Estudo com a participação de cientistas mulheres brasileiras em parceria com instituição do Canadá teve sucesso nos testes com camundongos; apresentando um novo método com potencial para translação clínica, mas também descrevendo o efeito benéfico da melanina
O tratamento de um câncer por meio do uso da luz, chamado de terapia fotodinâmica, é extremamente importante porque age de maneira seletiva apenas no local iluminado, diferentemente de técnicas como a quimioterapia e a radioterapia, que podem provocar efeitos colaterais em todo o corpo. A partir do uso de um medicamento fotossensível, que é somente ativado pela irradiação adequada, reage com o oxigênio presente no tecido tumoral produzindo espécies reativas de oxigênio (EROs). Essas EROs são altamente reativas e promovem a oxidação de diversas biomoléculas do tumor, resultando na morte das células do câncer. No caso de tumores altamente pigmentados, como é o caso do melanoma, a terapia fotodinâmica não apresenta resposta efetiva, uma vez que existe uma grande atenuação da luz nesses tecidos. O grande vilão desse método é a melanina, pigmento natural do corpo que, compete com a absorção da luz com a molécula fotossensível e, quando em grandes concentrações, resultam no insucesso da terapia fotodinâmica.
As cientistas brasileiras Cristina Kurachi, do Instituto de Física da USP de São Carlos, e sua ex-aluna Layla Pires, hoje pesquisadora do Princess Margaret Cancer Center do Canadá, em parceria com outros cientistas do país da América do Norte, descobriram uma forma não apenas de driblar o efeito da melanina, mas também de usá-la a seu favor durante o tratamento de melanoma ocular em ratos. A pesquisa inédita teve sucesso com o uso de laser disparados em pulsos de femtossegundo, que corresponde a de 10-15 segundo, ou seja, um quadrilionésimo de segundo, algo extremamente rápido. Nesse regime de irradiação, efeitos não-lineares, como a absorção por 2 ou 3 fótons, podem ocorrer.
Os seus resultados foram publicados no artigo “Femtosecond pulsed laser photodynamic therapy activates melanin and eradicates malignant melanoma” na revista PNAS, em março deste ano. “O olho é um órgão extremamente sensível. Se o tumor for tratado com outros métodos como a radioterapia, ou terapia térmica, isso tudo vai causar danos às estruturas nobres do olho e o paciente pode ter como consequência tratar o tumor, mas perder a visão”, diz Cristina, em entrevista ao Boletim SBF.
“No caso da terapia fotodinâmica por absorção de dois fótons, o tratamento é altamente localizado no foco do laser, não sendo observados danos nos tecidos adjacentes ao tumor”, afirma a pesquisadora, que participou dos testes em camundongos no Canadá. “Além disso, o melanoma é um tipo de tumor que é altamente metastático, ainda que se possa ter um controle local do tumor, ainda existe uma alta taxa de pacientes que acabam falecendo por consequência de uma metástase à distância.”

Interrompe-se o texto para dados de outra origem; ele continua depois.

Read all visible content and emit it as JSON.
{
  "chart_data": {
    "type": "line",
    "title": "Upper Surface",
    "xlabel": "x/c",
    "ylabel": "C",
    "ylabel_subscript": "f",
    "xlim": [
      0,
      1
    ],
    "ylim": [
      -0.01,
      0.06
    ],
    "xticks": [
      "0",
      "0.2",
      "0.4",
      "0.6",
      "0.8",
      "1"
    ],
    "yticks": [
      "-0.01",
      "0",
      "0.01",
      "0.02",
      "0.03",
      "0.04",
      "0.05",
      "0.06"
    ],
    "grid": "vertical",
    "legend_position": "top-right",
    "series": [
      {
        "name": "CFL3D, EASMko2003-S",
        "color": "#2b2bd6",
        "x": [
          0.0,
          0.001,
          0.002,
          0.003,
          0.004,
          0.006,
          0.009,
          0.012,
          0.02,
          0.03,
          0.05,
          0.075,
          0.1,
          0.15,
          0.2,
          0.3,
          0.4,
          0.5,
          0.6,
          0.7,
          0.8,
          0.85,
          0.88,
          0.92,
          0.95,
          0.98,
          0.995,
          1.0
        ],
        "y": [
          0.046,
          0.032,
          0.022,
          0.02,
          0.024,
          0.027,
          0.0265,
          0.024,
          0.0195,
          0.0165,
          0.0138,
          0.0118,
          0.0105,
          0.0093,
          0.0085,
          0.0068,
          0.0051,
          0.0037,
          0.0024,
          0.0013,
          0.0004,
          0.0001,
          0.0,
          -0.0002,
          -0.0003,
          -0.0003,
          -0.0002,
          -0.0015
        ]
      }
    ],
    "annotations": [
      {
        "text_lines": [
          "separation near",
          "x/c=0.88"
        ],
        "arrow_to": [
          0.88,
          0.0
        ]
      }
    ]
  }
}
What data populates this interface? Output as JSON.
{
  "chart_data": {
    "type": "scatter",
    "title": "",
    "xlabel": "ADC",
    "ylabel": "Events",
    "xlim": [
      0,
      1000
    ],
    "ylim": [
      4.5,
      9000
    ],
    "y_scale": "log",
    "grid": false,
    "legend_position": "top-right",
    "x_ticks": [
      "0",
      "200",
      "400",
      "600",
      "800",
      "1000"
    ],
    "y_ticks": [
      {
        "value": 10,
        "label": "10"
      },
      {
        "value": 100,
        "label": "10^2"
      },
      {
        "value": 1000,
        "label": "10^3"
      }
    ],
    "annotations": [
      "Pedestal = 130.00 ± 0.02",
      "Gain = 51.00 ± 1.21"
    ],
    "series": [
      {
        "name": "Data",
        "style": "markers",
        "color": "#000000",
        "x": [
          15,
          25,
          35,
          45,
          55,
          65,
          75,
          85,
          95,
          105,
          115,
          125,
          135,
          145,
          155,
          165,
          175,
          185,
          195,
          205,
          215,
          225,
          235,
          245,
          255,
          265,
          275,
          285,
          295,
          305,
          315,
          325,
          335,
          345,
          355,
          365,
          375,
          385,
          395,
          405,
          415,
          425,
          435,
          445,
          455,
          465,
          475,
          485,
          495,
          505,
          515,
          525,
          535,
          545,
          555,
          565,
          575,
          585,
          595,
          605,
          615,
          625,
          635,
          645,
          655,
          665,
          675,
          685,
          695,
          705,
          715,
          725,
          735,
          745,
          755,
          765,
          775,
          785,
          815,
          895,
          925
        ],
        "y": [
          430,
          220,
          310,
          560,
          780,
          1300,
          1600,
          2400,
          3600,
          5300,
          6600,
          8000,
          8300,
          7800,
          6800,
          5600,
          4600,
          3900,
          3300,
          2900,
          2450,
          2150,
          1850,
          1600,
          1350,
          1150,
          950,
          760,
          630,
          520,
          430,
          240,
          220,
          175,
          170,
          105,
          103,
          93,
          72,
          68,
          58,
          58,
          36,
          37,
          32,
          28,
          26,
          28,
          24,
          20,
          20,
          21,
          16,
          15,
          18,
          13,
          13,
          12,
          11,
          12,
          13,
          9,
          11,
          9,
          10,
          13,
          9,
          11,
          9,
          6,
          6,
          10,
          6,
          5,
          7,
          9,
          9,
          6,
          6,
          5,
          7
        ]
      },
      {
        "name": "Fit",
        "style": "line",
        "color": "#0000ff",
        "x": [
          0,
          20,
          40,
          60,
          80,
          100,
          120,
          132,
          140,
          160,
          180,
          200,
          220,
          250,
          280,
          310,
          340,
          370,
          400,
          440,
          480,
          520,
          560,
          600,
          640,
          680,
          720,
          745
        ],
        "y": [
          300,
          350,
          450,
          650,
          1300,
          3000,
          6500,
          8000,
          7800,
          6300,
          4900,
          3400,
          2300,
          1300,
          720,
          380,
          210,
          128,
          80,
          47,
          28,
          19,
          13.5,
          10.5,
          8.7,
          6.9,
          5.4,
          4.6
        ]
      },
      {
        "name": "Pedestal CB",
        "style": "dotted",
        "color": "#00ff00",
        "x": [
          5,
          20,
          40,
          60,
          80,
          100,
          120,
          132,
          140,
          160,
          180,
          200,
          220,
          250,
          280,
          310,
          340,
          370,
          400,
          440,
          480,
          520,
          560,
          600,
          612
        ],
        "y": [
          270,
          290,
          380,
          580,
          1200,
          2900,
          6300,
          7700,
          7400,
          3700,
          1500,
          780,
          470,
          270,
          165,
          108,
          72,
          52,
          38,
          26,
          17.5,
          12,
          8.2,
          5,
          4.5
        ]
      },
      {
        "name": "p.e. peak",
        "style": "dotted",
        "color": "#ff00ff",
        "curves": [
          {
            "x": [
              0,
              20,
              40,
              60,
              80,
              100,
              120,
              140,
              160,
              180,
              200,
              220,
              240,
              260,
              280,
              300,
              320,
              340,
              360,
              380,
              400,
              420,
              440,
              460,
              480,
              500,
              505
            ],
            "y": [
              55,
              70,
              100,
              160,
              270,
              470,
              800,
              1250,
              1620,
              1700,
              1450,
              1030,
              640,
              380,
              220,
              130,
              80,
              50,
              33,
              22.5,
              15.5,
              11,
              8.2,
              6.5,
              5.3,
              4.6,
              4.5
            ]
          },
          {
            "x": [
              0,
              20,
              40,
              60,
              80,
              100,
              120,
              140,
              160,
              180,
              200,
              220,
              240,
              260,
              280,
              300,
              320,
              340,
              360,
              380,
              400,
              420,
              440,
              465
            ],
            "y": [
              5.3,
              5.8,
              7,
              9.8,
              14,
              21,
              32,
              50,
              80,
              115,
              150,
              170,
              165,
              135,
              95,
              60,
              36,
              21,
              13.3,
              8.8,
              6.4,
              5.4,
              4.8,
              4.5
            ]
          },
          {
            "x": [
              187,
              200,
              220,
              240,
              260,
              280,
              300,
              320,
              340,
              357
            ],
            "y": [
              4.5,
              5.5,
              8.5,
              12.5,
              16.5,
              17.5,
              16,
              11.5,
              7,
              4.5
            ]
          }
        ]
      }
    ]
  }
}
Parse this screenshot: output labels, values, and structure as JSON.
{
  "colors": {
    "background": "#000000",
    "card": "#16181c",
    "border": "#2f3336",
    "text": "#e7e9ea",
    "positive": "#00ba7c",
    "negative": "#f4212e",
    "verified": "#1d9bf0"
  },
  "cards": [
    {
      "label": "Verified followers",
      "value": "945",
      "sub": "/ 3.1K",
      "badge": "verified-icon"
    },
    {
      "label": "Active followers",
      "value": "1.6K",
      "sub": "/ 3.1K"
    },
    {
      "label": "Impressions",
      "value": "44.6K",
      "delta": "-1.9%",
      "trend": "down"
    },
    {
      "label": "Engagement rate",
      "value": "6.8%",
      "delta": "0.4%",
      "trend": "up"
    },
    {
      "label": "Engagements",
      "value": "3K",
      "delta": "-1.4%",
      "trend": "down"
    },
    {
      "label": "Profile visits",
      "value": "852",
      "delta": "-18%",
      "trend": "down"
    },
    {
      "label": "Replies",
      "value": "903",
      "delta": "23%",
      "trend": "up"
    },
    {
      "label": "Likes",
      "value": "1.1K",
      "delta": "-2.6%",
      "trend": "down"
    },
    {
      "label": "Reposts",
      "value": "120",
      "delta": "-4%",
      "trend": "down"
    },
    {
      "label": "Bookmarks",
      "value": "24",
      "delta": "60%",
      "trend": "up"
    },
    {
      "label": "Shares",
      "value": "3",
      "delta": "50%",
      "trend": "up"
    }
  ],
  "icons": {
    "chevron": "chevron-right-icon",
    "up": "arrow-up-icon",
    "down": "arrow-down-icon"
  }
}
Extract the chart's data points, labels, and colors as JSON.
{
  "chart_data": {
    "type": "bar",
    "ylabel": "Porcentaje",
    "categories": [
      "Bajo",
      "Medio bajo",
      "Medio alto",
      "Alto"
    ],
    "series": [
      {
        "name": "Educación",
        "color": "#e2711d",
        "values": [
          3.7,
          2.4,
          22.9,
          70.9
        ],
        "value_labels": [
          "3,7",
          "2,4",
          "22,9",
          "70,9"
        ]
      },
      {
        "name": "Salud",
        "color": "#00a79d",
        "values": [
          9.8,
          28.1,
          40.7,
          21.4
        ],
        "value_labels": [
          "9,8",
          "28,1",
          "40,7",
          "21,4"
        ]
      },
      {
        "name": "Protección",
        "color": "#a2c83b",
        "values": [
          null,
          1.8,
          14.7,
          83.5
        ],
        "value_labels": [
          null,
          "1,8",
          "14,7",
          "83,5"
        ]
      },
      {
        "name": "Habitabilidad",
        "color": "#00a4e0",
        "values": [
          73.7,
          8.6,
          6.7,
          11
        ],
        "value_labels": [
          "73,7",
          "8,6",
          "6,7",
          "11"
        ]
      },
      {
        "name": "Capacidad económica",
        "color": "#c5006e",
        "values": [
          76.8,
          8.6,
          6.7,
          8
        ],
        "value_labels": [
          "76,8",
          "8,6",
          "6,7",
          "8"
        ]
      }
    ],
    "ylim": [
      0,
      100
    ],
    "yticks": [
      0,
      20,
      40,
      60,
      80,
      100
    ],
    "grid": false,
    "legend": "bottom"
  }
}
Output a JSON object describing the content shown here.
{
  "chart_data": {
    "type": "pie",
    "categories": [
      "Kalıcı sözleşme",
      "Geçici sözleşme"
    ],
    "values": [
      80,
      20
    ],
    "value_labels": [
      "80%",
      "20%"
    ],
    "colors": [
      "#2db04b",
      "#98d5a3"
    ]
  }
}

A pesquisa teve início no doutorado de Layla, em 2016, que realizou estudos in vitro, e os primeiros ensaios in vivo no estágio no laboratório do Prof. Brian Wilson. Cristina explica que, quando observaram o resultado inesperado de maior resposta nas células de melanoma pigmentadas, em comparação com as células não-pigmentadas, evidente quando usado o Visudyne, perceberam que precisavam investigar melhor o efeito da melanina.
Os últimos experimentos ocorreram posteriormente, durante o pós-doutorado de Layla no Canadá, e foram cruciais para explicar que a melanina, após ser excitada por dois ou três fótons, transfere energia para a molécula fotossensível, otimizando a resposta fotodinâmica e a morte da célula tumoral.
A figura mostra melanoma não-pigmentado (A) e melanoma pigmentado (B) irradiado por laser por “n” vezes a partir do uso dos medicamentos Visudyne, Oxdime ou com simples ação da luz. Os gráficos abaixo mostram a resposta ao tratamento, comparando as respostas nas células de melanoma pigmentado (B16F10) e não pigmentado (B78H1).
A terapia provou o tratamento do melanoma ocular nos camundongos, sem qualquer dano aos tecidos adjacentes. Os pesquisadores do Centro de Óptica e Fotônica de São Carlos, com apoio da Fapesp, devem agora continuar os estudos em outros modelos pré-clínicos para, no futuro, em caso de resultados favoráveis, realizar testes em seres humanos.